As novas regras estabeleceram que as despesas poderão crescer abaixo do ritmo das receitas, com limites claros, para evitar descontrole orçamentário. O arcabouço limita o crescimento da dívida pública em 70% da receita no limite de 2,5%. Entretanto, como ocorreu com o teto de gastos no governo Bolsonaro, a nova regra está sendo burlada pelo governo, com a anuência do Congresso, que é avesso a cortar gastos e, simultaneamente, a aumentar impostos. Sempre que preciso, retiram-se gastos do arcabouço fiscal, para "cumprir" a lei da responsabilidade fiscal sem cortar outras despesas como deveria. Precatórios, gastos com o combate às queimadas, socorro aos gaúchos durante as enchentes do Rio Grande do Sul, por exemplo.

Três cenários

Resultado: a inflação fechou 2024 em 4,83%, muito acima do centro da meta, 3%, e até do teto, de 4,5%. Em dezembro, ficou dentro do esperado, nos 0,52%, porém, como a meta é de 3% em 12 meses (com tolerância de 1,5 ponto porcentual para cima ou para baixo), os juros crescentes não foram suficientes para segurar os preços. Com a Selic nos 12,25% ao ano, 2025 começa com a inflação em alta.

A alta do dólar tem um papel relevante em tudo isso, com uma desvalorização do real em torno de 27%, o que deve repercutir na inflação dos próximos meses. A perda de confiança na política fiscal do governo impactou o câmbio e os juros futuros.

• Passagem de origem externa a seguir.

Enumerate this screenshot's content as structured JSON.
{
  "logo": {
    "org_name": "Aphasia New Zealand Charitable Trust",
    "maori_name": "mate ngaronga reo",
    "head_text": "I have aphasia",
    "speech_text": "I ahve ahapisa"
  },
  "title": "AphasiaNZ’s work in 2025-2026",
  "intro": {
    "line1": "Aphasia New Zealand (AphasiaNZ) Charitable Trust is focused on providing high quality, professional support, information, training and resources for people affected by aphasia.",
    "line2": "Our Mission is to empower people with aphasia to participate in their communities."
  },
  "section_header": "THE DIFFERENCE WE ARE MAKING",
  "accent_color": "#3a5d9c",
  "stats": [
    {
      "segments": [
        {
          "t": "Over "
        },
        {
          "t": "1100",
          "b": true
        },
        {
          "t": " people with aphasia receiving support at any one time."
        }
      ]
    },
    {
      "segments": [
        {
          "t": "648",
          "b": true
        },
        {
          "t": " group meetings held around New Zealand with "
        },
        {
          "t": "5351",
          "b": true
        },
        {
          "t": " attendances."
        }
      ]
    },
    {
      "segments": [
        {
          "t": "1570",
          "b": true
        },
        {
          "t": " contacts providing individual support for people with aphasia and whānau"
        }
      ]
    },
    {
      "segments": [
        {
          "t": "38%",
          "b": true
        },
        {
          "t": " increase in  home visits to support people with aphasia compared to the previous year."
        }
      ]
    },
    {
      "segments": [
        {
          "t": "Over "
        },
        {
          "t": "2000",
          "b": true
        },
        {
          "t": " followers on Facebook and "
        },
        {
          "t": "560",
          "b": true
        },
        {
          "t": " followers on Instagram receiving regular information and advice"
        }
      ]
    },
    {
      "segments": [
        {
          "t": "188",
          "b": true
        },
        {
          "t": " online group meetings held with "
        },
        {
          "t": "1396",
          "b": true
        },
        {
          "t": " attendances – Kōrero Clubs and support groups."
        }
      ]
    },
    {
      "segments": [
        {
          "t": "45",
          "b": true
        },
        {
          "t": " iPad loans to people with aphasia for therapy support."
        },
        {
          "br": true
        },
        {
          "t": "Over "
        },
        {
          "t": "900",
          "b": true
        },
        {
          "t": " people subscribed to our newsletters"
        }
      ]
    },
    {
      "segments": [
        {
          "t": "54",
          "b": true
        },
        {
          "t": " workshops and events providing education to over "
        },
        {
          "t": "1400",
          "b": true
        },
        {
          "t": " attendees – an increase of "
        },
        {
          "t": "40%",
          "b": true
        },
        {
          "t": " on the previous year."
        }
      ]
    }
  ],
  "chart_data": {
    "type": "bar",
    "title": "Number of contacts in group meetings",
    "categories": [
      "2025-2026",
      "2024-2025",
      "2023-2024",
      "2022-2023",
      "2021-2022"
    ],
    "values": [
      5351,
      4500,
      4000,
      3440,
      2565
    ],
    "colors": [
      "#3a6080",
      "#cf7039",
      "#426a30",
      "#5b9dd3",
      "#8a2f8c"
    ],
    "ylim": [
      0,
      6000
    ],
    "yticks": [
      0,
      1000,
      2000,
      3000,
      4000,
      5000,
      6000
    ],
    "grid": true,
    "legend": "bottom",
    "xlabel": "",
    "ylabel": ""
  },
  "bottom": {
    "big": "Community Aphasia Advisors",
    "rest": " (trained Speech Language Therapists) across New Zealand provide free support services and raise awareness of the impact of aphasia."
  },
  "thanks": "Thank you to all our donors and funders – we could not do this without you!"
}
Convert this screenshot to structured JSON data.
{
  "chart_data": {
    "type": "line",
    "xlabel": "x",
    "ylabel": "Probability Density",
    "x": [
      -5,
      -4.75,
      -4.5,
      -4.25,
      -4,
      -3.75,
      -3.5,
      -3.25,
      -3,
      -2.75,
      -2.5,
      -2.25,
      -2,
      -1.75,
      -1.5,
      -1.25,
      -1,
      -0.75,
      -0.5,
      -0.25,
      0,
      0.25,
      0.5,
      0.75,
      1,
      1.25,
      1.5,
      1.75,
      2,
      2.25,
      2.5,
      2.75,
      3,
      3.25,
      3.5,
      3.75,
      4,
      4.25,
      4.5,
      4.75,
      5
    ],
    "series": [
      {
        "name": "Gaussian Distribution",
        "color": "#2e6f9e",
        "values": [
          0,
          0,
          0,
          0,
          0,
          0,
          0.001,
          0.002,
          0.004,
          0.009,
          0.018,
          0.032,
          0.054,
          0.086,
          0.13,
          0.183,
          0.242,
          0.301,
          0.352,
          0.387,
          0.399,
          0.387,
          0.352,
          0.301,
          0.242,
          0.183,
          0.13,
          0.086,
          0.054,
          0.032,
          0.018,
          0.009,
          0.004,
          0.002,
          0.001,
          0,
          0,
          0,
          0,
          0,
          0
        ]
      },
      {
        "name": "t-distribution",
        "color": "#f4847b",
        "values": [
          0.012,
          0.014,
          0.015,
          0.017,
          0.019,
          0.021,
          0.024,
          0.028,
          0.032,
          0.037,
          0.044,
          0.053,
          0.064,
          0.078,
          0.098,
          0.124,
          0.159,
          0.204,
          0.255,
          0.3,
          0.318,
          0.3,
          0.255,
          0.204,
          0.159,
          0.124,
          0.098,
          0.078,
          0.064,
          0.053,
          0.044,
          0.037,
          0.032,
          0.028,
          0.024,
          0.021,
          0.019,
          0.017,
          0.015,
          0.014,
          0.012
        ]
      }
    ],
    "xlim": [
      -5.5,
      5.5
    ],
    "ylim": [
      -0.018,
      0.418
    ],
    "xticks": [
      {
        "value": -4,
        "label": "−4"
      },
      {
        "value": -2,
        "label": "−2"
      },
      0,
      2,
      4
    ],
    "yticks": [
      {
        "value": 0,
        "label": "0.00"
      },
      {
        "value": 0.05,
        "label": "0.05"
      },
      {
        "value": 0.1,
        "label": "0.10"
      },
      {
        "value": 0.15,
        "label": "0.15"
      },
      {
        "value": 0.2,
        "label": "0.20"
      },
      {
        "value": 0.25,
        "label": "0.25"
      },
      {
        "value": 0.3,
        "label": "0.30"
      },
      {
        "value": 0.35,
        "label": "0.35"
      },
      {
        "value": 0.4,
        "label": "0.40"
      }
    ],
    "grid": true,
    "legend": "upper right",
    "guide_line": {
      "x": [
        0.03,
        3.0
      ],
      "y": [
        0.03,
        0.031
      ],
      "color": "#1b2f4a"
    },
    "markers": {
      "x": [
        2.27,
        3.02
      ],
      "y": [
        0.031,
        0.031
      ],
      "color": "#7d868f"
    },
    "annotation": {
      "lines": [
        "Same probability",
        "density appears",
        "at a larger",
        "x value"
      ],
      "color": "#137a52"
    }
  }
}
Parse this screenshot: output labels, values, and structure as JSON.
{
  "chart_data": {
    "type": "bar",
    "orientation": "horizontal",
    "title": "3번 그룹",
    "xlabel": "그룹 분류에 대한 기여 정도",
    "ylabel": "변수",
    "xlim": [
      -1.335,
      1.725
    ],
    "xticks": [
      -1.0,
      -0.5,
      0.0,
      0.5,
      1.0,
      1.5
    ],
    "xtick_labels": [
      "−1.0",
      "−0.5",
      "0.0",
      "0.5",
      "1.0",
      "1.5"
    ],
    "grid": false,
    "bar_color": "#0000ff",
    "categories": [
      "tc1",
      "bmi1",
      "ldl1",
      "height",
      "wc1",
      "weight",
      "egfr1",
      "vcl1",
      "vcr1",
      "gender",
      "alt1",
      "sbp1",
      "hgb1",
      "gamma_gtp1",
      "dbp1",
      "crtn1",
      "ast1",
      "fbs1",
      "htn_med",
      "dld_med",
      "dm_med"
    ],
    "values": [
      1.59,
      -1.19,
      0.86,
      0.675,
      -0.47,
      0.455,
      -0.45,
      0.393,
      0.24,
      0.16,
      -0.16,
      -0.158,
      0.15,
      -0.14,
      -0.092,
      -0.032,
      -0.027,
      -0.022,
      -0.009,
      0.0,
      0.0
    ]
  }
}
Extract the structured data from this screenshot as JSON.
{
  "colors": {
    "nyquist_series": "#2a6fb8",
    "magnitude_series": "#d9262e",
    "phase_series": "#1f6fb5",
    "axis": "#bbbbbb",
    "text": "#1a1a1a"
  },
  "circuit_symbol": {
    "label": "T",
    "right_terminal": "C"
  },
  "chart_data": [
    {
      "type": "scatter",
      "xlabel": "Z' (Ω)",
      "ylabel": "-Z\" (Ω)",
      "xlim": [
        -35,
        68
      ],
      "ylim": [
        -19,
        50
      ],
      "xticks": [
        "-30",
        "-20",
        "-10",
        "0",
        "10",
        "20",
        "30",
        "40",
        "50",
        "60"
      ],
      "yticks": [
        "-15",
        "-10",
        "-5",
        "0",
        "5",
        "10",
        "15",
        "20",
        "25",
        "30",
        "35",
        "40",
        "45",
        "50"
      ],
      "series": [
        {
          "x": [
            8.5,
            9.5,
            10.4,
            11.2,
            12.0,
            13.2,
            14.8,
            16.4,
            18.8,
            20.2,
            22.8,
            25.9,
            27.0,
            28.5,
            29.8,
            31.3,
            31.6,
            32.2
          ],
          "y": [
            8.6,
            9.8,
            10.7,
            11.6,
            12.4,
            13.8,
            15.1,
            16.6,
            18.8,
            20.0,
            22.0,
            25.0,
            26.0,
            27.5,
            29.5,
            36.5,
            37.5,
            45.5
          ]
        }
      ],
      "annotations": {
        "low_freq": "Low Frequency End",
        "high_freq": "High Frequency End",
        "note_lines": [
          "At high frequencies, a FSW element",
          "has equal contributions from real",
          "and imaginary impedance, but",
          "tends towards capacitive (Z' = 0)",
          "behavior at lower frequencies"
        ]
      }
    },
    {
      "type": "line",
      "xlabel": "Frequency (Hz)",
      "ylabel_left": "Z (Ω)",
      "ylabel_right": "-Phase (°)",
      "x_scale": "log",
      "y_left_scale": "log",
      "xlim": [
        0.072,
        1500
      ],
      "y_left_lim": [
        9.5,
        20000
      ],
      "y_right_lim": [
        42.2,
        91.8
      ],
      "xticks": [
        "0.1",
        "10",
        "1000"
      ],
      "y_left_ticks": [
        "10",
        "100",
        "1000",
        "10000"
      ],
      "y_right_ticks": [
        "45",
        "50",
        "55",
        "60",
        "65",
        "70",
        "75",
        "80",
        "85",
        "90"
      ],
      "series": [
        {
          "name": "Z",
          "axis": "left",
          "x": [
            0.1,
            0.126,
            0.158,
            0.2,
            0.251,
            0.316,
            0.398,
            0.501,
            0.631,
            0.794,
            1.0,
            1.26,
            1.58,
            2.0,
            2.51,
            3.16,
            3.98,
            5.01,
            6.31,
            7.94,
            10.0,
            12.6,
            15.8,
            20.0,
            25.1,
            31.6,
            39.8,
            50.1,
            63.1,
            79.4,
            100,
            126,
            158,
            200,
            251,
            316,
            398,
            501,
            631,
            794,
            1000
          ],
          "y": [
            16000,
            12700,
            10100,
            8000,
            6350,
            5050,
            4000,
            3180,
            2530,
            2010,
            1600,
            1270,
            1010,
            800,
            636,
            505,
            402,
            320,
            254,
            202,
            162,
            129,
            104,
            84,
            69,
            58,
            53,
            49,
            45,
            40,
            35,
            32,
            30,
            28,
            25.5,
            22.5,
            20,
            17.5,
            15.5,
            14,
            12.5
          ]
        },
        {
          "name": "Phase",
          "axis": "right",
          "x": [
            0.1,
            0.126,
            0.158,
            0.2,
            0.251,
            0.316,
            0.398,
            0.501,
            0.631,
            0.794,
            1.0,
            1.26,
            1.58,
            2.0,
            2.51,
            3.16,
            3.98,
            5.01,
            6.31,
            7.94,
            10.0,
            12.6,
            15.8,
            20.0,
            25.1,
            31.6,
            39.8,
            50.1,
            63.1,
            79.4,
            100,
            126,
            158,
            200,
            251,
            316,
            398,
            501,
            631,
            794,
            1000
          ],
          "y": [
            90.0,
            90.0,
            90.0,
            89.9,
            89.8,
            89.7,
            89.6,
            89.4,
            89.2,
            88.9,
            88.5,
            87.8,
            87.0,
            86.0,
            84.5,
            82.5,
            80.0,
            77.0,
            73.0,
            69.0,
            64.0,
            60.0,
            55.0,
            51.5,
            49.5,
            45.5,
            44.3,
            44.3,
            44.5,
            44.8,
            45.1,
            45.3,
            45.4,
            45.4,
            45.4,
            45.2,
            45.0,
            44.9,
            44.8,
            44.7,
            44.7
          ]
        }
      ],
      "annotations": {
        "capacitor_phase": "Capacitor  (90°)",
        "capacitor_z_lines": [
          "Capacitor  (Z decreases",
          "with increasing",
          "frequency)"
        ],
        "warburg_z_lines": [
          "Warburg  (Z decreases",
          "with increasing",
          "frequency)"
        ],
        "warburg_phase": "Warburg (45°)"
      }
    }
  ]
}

Pode-se responsabilizar a especulação dos agentes financeiros, mas não foi só isso: a demanda de bens e serviços cresceu, a escassez de mão de obra jogou os salários para cima, a Petrobras segurou o preço dos combustíveis, os juros derrubaram o crédito, a inadimplência cresceu, o capital de giro ficou mais caro, a dívida pública cresce. Essa ciranda, segundo o Banco Central, fará com que a Selic chegue aos 14,25% em março, para conter uma explosão inflacionária.

Diante desse quadro, há três cenários. O otimista aposta numa recuperação acelerada, com crescimento de 2,5% a 3,5% do PIB, inflação controlada, investimentos estrangeiros, mais empregos na construção civil, serviços e tecnologia, ampliação do comércio exterior. O pessimista prevê crescimento abaixo de 1%, com recessão em setores na indústria e no comércio, inflação acima de 6%, instabilidade política, redução do nível de emprego, agravados por desaceleração da China e protecionismo nos Estados Unidos.

O cenário mais realista, porém, aponta para um crescimento entre 1,5% e 2,5%, impulsionado pelo agronegócio e pelas commodities; inflação entre 4% e 5%; ajustes fiscais e tributários parciais; manutenção dos atuais níveis de desigualdade; e novas oportunidades comerciais em razão da regionalização das cadeias globais de valor. O que poderia erradicar o pessimismo e transformar a avaliação mais realista no cenário positivo? Lula aceitar que as despesas do governo respeitem o arcabouço fiscal para recuperar a confiança no ambiente econômico.